One other churchman ran for a gubernatorial post and was defeated. The Rev. John Pillsbury, a Congregational minister, ran as a Republican in New Hampshire and lost to John W. King, first Democrat to be elected governor of the state in 40 years.
Republican Representative Henry C. Schadeberg of Wisconsin, who was minister of the Plymouth Congregational Church in Burlington at the time of his election in 1960, was reelected to a second term.
He defeated former Representative Gerald Flynn, a Democrat, by 9,000 votes.
Democrat Representative Adam Clayton Powell of New York, who in private life is minister of the Abyssinian Baptist Church in New York City, won his eleventh consecutive term as representative from a Harlem district. Powell is chairman of the House Committee on Education and Labor.
Democratic Representative Walter H. Moeller of Ohio, a clergyman of the Lutheran Church—Missouri Synod who won election to Congress in 1958 in a political upset and had served two terms, was defeated in his bid for reelection to a third term.
Republican Representative Walter H. Judd of Minnesota, a former medical missionary in China for the Congregational Christian churches, was also defeated when he sought reelection to an eleventh term in Congress. He ran in a newly created district carved out of Democratic territory.
Judd, although a supporter of the bipartisan foreign policy, was a staunch conservative on domestic issues.
Moeller, a conservative Democrat, lost his seat to Homer E. Abele, Republican, the man whom he defeated in 1958. Moeller had been a pastor in Lancaster, Ohio, less than two years when he ran for Congress, barely satisfying residence requirements for voting in the district. He developed into an accomplished politician, highly regarded by his colleagues in the House, and won distinction serving on the House Committee on Space and Aeronautics. His defeat was attributed largely to a Republican landslide in Ohio.
Democratic Representative Merwin Coad, of Iowa, a clergyman of the Disciples of Christ who had served three terms in the House after his upset election in 1956 at the age of only 32, did not seek reelection.
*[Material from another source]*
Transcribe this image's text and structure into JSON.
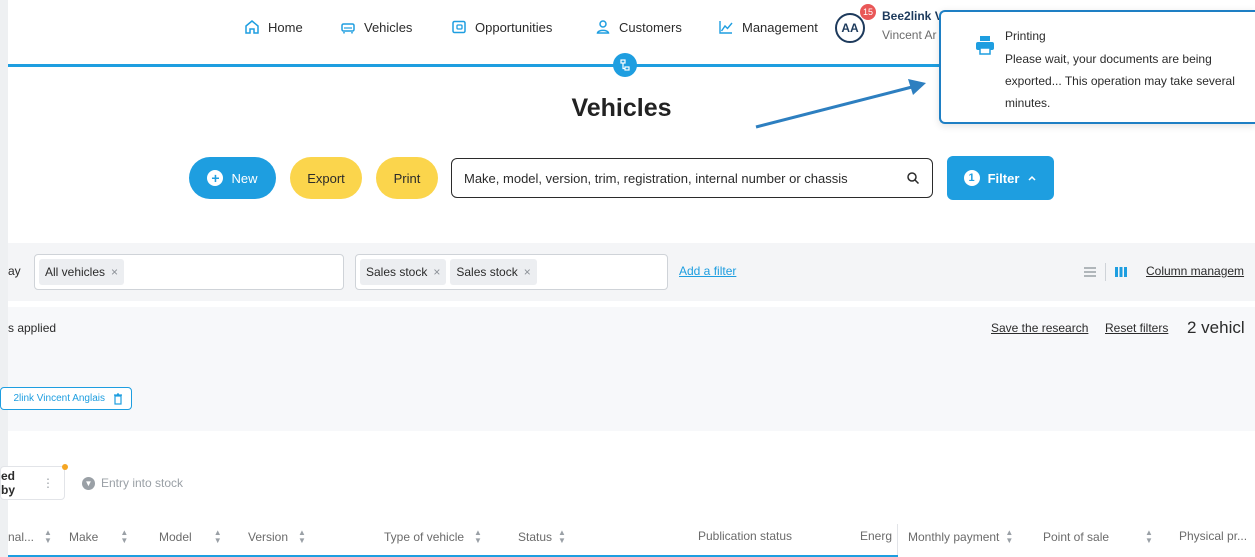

The Rev. R. G. Christensen, a Lutheran minister, ran an astonishing race against veteran Democrat Senator Warren G. Magnuson of Washington, but was defeated. The 31-year-old minister, accorded virtually no chance against the senator who has served more than 25 years in Congress, received at least 100,000 votes more than the most optimistic of Christensen’s supporters would have predicted.
Christensen, in defeat, contributed one significant innovation to national politics—perhaps the first completely honest statement of campaign expenditures ever filed under law with the Secretary of the Senate. He said that as of ten days before the election he had spent $71,000 on his campaign.
By tradition, expenditures in Senate races are handled by various independent political committees so that the candidates themselves show little or no personal contributions or expenditures.
Only Senator Jacob K. Javits, Republican of New York, who listed $206,000 in contributions, filed a larger expense statement with the Senate, and he was campaigning in a state with nearly seven times the population of Washington. On the same expense report, for instance, Senator-elect Edward M. (Ted) Kennedy duly reported that he had not spent a cent of his own money in Massachusetts or received a single personal contribution. All funds were handled by committees.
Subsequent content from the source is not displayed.